Last Monday, the Campbell River Council of Canadians, the Hospital Employees’ Union (HEU), and the Canadian Union of Public Employees (CUPE) hosted a forum in Campbell River to discuss the future of health care in Canada.
As part of the CUPE/Council of Canadians’ nation-wide campaign, “Save Our Health Care,” which has held town hall meetings in cities such as Winnipeg, Moncton, Charlottetown and Sault Ste. Marie, the panel spoke to a full house of “over 200 people” at the Maritime Heritage Centre, according to Council of Canadians health campaigner Michael Butler.
“With fair federal funding,” Maude Barlow, panelist at the forum and national chairperson of the Council of Canadians, said in the release for the event, “we can create the health care system we need, with public health care for every British Columbian and every Canadian. But when the federal government let the 2004 Health Accord expire … it walked away from its responsibility to protect our public health care system.”
Neil Monckton of the HEU says it is important to keep these issues on the forefront of people’s minds as we head into another federal election cycle.
“We first raised the alarm last year before the cuts were introduced,” Monckton said, “and now that they’ve happened, we want to keep people talking about how people are being affected by them.
“We need to let people know their MPs, who voted for these cuts, are accountable to them, and if they’re not happy about the cuts, they should make the decision in the next election to choose representation who listens to them.”
He also said that there was another event the following night in Courtenay/Comox, where, despite the community’s population being much higher, the turnout was much lower.
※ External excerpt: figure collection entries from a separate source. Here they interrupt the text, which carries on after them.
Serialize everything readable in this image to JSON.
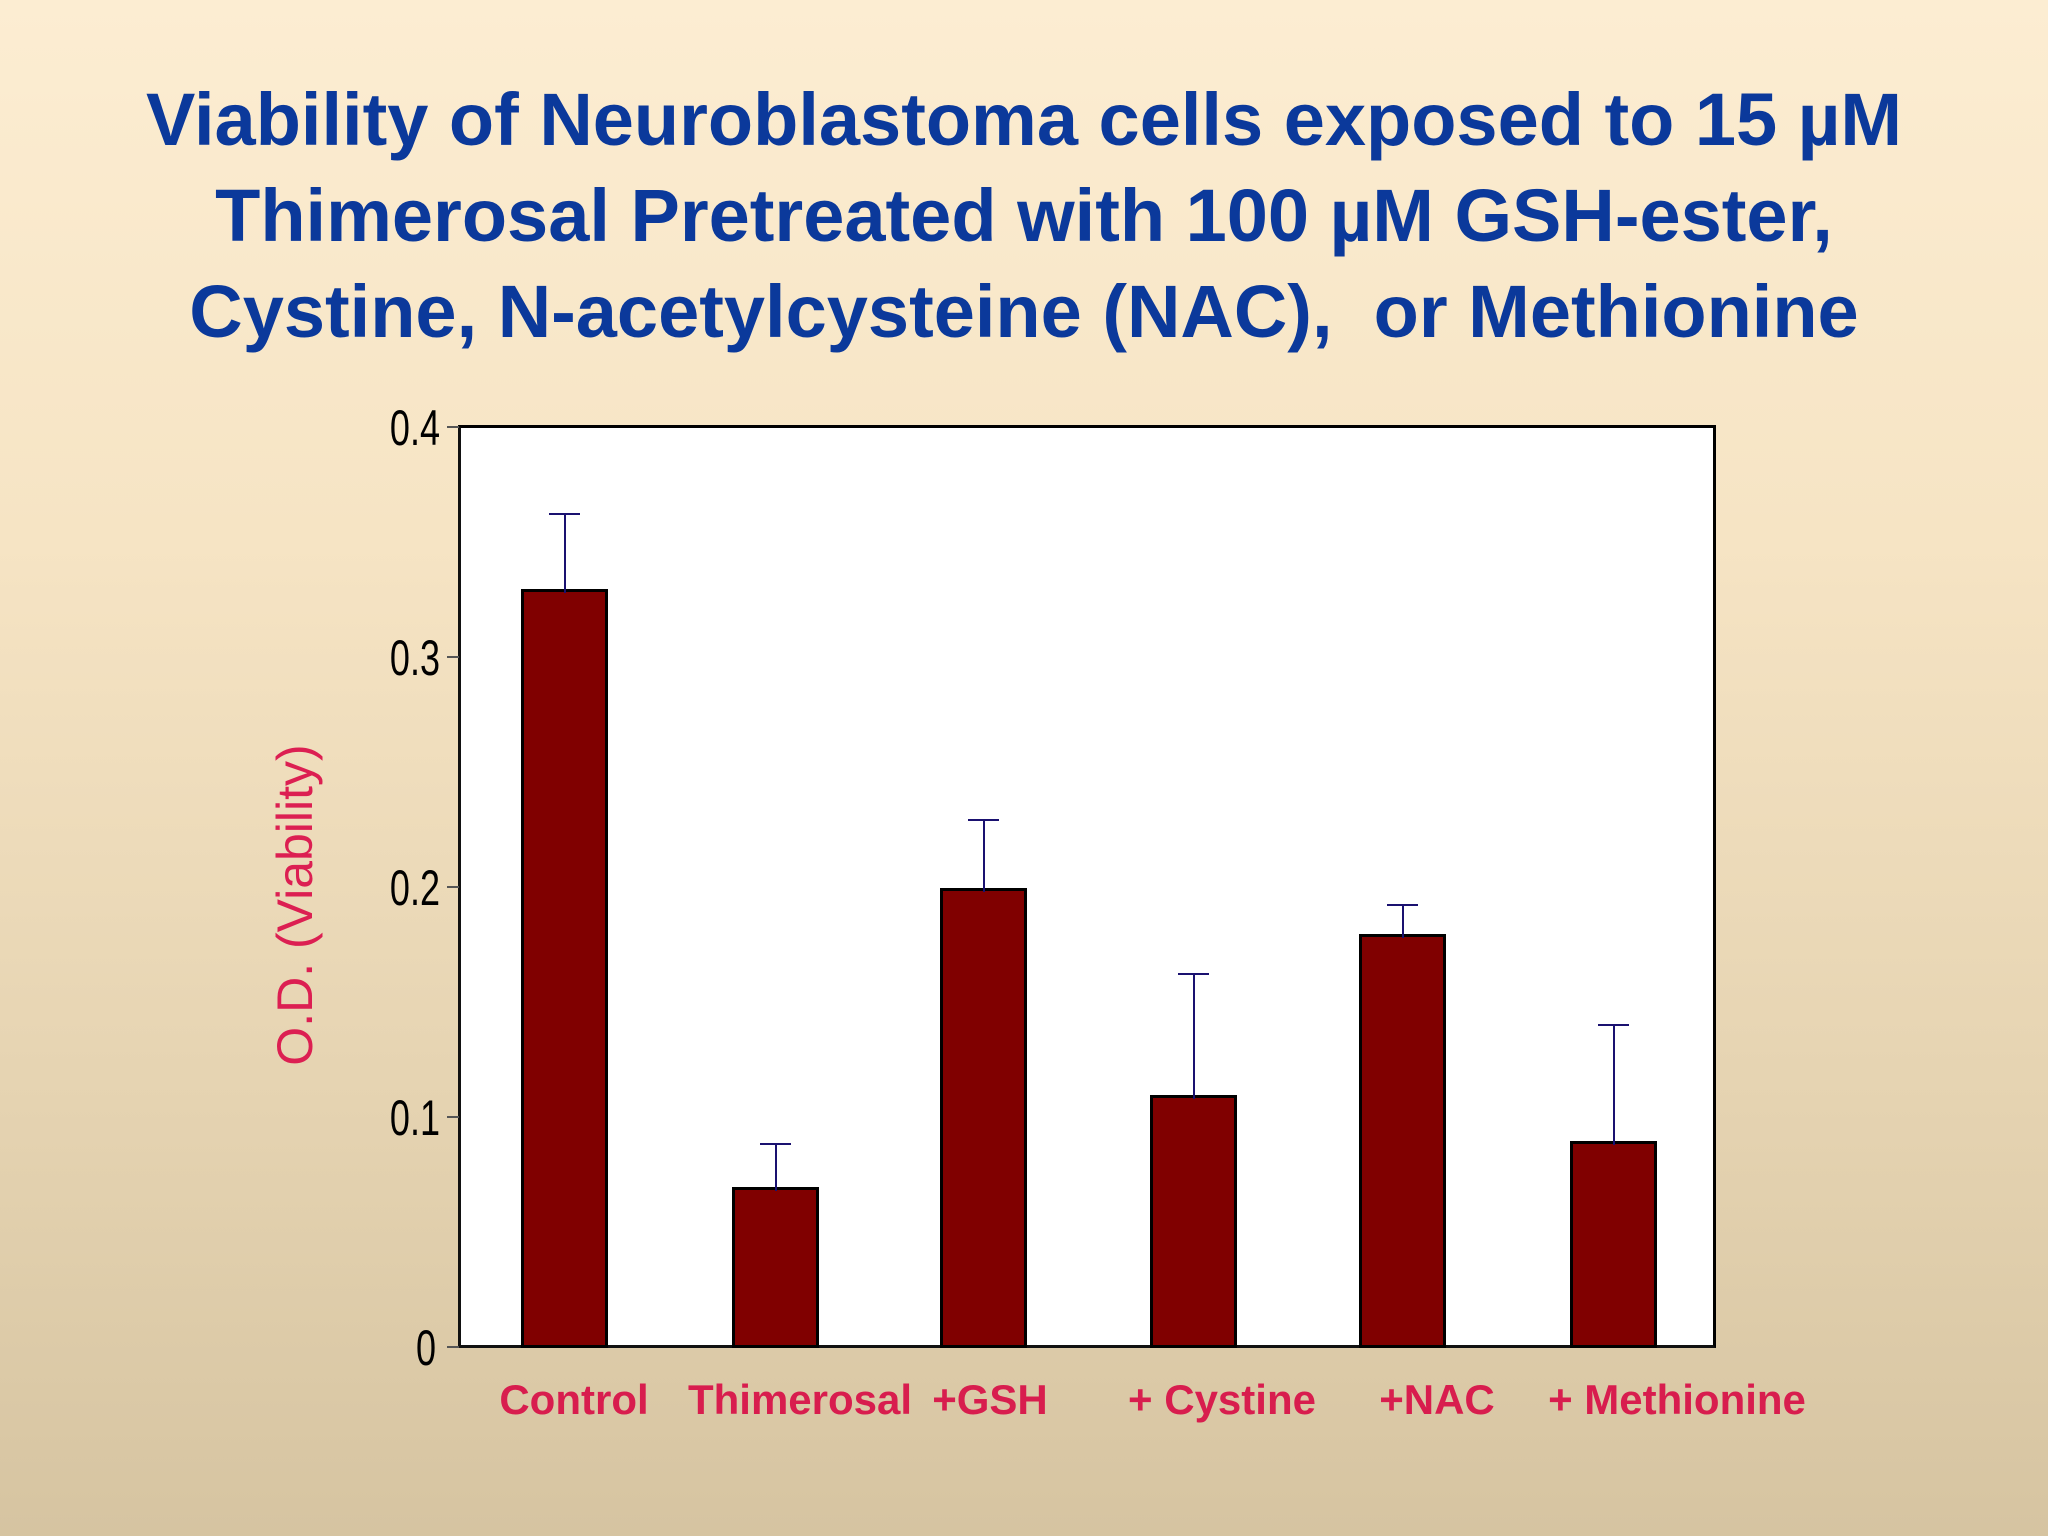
{
  "slide": {
    "title_lines": [
      "Viability of Neuroblastoma cells exposed to 15 µM",
      "Thimerosal Pretreated with 100 µM GSH-ester,",
      "Cystine, N-acetylcysteine (NAC),  or Methionine"
    ],
    "colors": {
      "title": "#0b399b",
      "axis_labels": "#d81d4e",
      "bar_fill": "#800000",
      "error_bar": "#1a1170",
      "plot_bg": "#ffffff",
      "background_top": "#fcedd2",
      "background_bottom": "#d6c4a1"
    }
  },
  "chart_data": {
    "type": "bar",
    "title": "Viability of Neuroblastoma cells exposed to 15 µM Thimerosal Pretreated with 100 µM GSH-ester, Cystine, N-acetylcysteine (NAC), or Methionine",
    "xlabel": "",
    "ylabel": "O.D. (Viability)",
    "categories": [
      "Control",
      "Thimerosal",
      "+GSH",
      "+ Cystine",
      "+NAC",
      "+ Methionine"
    ],
    "values": [
      0.33,
      0.07,
      0.2,
      0.11,
      0.18,
      0.09
    ],
    "error_upper": [
      0.033,
      0.019,
      0.03,
      0.053,
      0.013,
      0.051
    ],
    "ylim": [
      0,
      0.4
    ],
    "yticks": [
      "0",
      "0.1",
      "0.2",
      "0.3",
      "0.4"
    ],
    "grid": false,
    "legend": null
  }
}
According to Monckton, that shows the exceptional level of engagement of Campbell Riverites have with their health care system.
“It was great to hear people sharing their stories of the challenges they’re facing,” Monckton said, adding that long-term care homes were an especially hot topic of discussion at the meeting.
“In the end, when you have people like Maude Barlow and Paul Moist going around to communities like this, and they show up in the numbers like we saw in Campbell River, it’s really indicative of the severity of the issue,” Monckton said, “and we need to keep people talking about it.